Adult olfactory cortical neurons in layer IIa undergo fulminant transneuronal degeneration after removal of afferent olfactory bulb fibers (Price, '76, Neurosci Abst. 2:161; Heimer and Kalil, '78, J. Comp. Neurol 178:559-609). This provides an unusual example of dependence of a mature population of neurons on axonal input. In order to investigate whether similar transneuronal degeneration occurs in immature animals, a series of rats were subjected to unilateral olfactory bulb removal at various ages during the first 3 postnatal weeks. The brains were examined for degeneration after short survivals by use of the de Olmos cupric silver method, which selectively stains degenerating neurons. In addition, animals with long survivals were examined with the HRP retrograde tracing method, in order to determine if cells that survive the acute effects of deafferentation develop normal patterns of connections. Young neurons are more resistant to the effects of olfactory bulb removal than more mature neurons. There was little degeneration of cortical neurons after bulb ablation during the first 2 postnatal, weeks. Although layer IIa does not become distinct from layer IIb in, these experimental animals, cells that have connections normally characteristic of the cells of layer IIa, and are situated at the superficial edge of layer II, were identified with the HRP method. The severity of transneuronal degeneration increases and becomes adultlike between the second and third postnatal weeks.
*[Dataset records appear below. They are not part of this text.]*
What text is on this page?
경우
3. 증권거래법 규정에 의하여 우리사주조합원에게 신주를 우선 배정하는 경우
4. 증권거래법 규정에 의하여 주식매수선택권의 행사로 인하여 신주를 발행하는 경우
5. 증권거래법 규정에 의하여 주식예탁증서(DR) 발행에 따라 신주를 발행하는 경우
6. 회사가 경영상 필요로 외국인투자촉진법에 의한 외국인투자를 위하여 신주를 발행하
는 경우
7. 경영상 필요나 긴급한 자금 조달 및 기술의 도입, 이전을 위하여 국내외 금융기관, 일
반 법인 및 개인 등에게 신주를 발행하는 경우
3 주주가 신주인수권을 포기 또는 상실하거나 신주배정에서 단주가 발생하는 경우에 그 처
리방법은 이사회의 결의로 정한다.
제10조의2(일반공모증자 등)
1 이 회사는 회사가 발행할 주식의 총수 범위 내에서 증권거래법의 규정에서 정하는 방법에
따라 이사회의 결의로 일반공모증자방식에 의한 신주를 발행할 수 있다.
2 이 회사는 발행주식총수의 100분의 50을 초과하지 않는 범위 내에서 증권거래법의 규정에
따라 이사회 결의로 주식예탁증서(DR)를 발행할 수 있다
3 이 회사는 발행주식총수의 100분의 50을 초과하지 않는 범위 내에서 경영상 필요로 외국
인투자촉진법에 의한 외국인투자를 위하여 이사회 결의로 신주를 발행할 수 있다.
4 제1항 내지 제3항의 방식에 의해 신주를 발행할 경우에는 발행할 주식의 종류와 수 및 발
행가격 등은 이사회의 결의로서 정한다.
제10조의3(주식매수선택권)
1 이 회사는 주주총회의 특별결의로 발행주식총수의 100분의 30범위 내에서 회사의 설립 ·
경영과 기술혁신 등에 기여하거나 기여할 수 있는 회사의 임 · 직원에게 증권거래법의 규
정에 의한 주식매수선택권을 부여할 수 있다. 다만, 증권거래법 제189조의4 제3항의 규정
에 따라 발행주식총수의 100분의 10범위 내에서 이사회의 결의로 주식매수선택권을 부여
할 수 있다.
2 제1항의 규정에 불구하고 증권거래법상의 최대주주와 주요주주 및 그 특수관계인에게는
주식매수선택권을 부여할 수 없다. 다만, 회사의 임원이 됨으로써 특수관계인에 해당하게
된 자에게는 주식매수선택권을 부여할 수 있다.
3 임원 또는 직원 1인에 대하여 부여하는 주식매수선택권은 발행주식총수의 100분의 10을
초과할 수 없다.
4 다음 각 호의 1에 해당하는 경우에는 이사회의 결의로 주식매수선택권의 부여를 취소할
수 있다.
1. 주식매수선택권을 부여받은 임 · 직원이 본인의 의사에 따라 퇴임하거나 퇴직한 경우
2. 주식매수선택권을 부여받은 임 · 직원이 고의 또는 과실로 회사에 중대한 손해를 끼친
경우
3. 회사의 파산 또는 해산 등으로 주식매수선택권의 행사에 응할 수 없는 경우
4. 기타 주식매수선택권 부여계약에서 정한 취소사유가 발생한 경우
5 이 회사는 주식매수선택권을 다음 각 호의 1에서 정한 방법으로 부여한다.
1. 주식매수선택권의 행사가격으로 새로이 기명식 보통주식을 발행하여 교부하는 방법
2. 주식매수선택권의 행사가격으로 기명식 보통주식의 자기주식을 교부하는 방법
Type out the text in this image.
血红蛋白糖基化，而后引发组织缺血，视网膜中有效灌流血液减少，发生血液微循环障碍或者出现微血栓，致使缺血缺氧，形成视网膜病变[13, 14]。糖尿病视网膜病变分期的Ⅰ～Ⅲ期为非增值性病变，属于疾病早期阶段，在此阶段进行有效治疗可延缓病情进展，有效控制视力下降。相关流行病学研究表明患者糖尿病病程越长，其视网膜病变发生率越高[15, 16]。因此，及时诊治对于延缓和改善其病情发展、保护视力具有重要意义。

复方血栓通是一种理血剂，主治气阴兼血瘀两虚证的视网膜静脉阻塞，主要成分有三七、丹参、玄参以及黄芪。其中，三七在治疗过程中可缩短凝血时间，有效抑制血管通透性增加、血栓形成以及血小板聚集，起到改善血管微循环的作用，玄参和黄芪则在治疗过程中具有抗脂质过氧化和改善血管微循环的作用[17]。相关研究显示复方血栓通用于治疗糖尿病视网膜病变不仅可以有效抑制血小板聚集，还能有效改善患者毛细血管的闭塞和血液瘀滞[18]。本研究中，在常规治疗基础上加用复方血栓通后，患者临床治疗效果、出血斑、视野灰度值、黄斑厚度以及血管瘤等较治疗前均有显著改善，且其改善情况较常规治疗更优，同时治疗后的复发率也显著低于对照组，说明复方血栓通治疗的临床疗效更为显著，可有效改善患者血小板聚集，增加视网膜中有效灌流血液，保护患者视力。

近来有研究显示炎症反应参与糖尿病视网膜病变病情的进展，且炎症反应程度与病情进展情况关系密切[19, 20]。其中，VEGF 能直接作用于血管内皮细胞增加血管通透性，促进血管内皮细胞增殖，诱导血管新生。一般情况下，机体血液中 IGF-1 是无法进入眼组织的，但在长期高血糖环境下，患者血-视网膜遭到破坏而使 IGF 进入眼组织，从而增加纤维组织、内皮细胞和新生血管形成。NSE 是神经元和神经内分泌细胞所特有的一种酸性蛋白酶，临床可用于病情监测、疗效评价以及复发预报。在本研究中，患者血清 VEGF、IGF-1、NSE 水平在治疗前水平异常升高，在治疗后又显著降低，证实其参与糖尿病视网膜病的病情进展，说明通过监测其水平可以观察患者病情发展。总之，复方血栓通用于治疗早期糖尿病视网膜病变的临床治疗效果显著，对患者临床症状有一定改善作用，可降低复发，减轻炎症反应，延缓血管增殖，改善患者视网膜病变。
This increase in transneuronal degeneration is temporally associated with a progressive reduction in axonal sprouting following deafferentation during the first 3 postnatal weeks, as described in the companion paper (Friedman and Price, '86). Thus, axon sprouting may “protect” the immature IIa neurons from the effects of removal of the fibers from the olfactory bulb. A period of normal cell death has also been identified in olfactory cortex by the use of the de Olmos cupric silver method. This cellular degeneration is much less severe and has a different time course and laminar distribution than the transneuronal degeneration produced by olfactory bulb ablation in adults. Although normal cell death appears to be potentiated by removal of the olfactory bulb on postnatal day 1, it is clearly a different process from the transneuronal reaction.